Smith expressed sympathy for Pitino. He served as an assistant under Pitino for two years (1989-91) at Kentucky. Smith also said that he sleeps well at night, that he’s not perfect but “the softest pillow you can sleep on is a clear conscience.” So despite losing three starters with eligibility remaining — most notably the Lawson brothers, Dedric and K.J. — Smith views the 2017-18 season as one of opportunity for the Memphis program.
“We have so many new faces,” said Smith. “There’s a lot to teach. But we had a good start, with so many of them in summer school. Everyone’s healthy. Any time there’s a new season, there’s new energy, and new enthusiasm.”
• Veteran radio host Greg Gaston and I spent the first 20 minutes of an open practice simply trying to identify players (no names on the back of practice jerseys). “That’s Jamal Johnson, right?” “Nope. Malik Rhodes.” “Two guys with beards?” “Hey . . . there’s Jeremiah [Martin]!” Smith noted that Martin and Jimario Rivers are serving as team captains, the only two returning players with any legitimate experience in a Tiger uniform.
• Raynere Thornton is a 6’7″ swingman with the shoulders of a fullback. Greg and I agreed that Memphis hasn’t had a truly big guard on the wing since Antonio Anderson and Tyreke Evans played their last college games in 2009. (Apologies, Chris Crawford, but you didn’t play big.) Thornton had three triple-doubles last season, his second at Gordon State College in Georgia.
• Rivers and Dedric Lawson were the only players Memphis could describe as “big men” last year, and even they were often undersized when battling traffic in the paint. During a stretching exercise, I counted at least four players who could push Rivers around and get away with it: Kyvon Davenport (a 6’8″ juice All-America last season), Mike Parks (6’9″, 270 pounds), Karim Azab (6’11”), and Victor Enoh (6’8″). The Tigers simply had to get bigger, and they clearly have.
• Who will lead these Tigers in scoring? Even after Friday’s cursory scouting trip, I have no clue. Davenport averaged 16.5 points last winter . . . against junior college defenders. Martin averaged 10.3 points as a sophomore, but if your point guard is your scoring leader, you’ll lose your share of basketball games.

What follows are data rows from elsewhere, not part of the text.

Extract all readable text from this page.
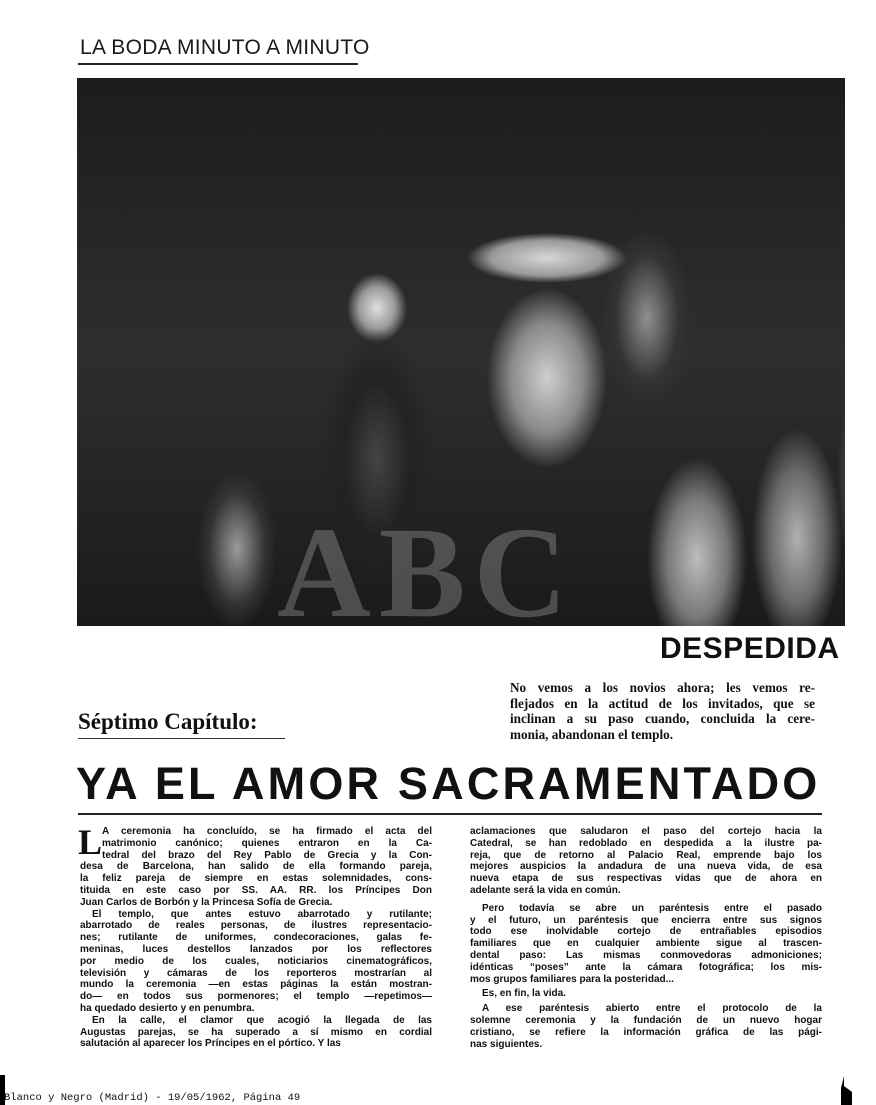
LA BODA MINUTO A MINUTO
ABC
DESPEDIDA
No vemos a los novios ahora; les vemos re-
flejados en la actitud de los invitados, que se
inclinan a su paso cuando, concluida la cere-
monia, abandonan el templo.
Séptimo Capítulo:
YA EL AMOR SACRAMENTADO
L A ceremonia ha concluído, se ha firmado el acta del
matrimonio canónico; quienes entraron en la Ca-
tedral del brazo del Rey Pablo de Grecia y la Con-
desa de Barcelona, han salido de ella formando pareja,
la feliz pareja de siempre en estas solemnidades, cons-
tituida en este caso por SS. AA. RR. los Príncipes Don
Juan Carlos de Borbón y la Princesa Sofía de Grecia.
El templo, que antes estuvo abarrotado y rutilante;
abarrotado de reales personas, de ilustres representacio-
nes; rutilante de uniformes, condecoraciones, galas fe-
meninas, luces destellos lanzados por los reflectores
por medio de los cuales, noticiarios cinematográficos,
televisión y cámaras de los reporteros mostrarían al
mundo la ceremonia —en estas páginas la están mostran-
do— en todos sus pormenores; el templo —repetimos—
ha quedado desierto y en penumbra.
En la calle, el clamor que acogió la llegada de las
Augustas parejas, se ha superado a sí mismo en cordial
salutación al aparecer los Príncipes en el pórtico. Y las
aclamaciones que saludaron el paso del cortejo hacia la
Catedral, se han redoblado en despedida a la ilustre pa-
reja, que de retorno al Palacio Real, emprende bajo los
mejores auspicios la andadura de una nueva vida, de esa
nueva etapa de sus respectivas vidas que de ahora en
adelante será la vida en común.
Pero todavía se abre un paréntesis entre el pasado
y el futuro, un paréntesis que encierra entre sus signos
todo ese inolvidable cortejo de entrañables episodios
familiares que en cualquier ambiente sigue al trascen-
dental paso: Las mismas conmovedoras admoniciones;
idénticas “poses” ante la cámara fotográfica; los mis-
mos grupos familiares para la posteridad...
Es, en fin, la vida.
A ese paréntesis abierto entre el protocolo de la
solemne ceremonia y la fundación de un nuevo hogar
cristiano, se refiere la información gráfica de las pági-
nas siguientes.
Blanco y Negro (Madrid) - 19/05/1962, Página 49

Freshman Jamal Johnson brings a shooter’s reputation and averaged 24.8 points as a high school senior in Alabama. This could be the kind of team where six or seven players average between 8.0 and 13.0 points per game. This would be healthy.
• If you connect single-digit uniform numbers with playing time, the following six should appear in the Tigers’ rotation when the season opens November 10th (against Alabama, in Maryland): Davenport (0), Johnson (1), Rivers (2), Martin (3), Thornton (4), and guard Kareem Brewton (5).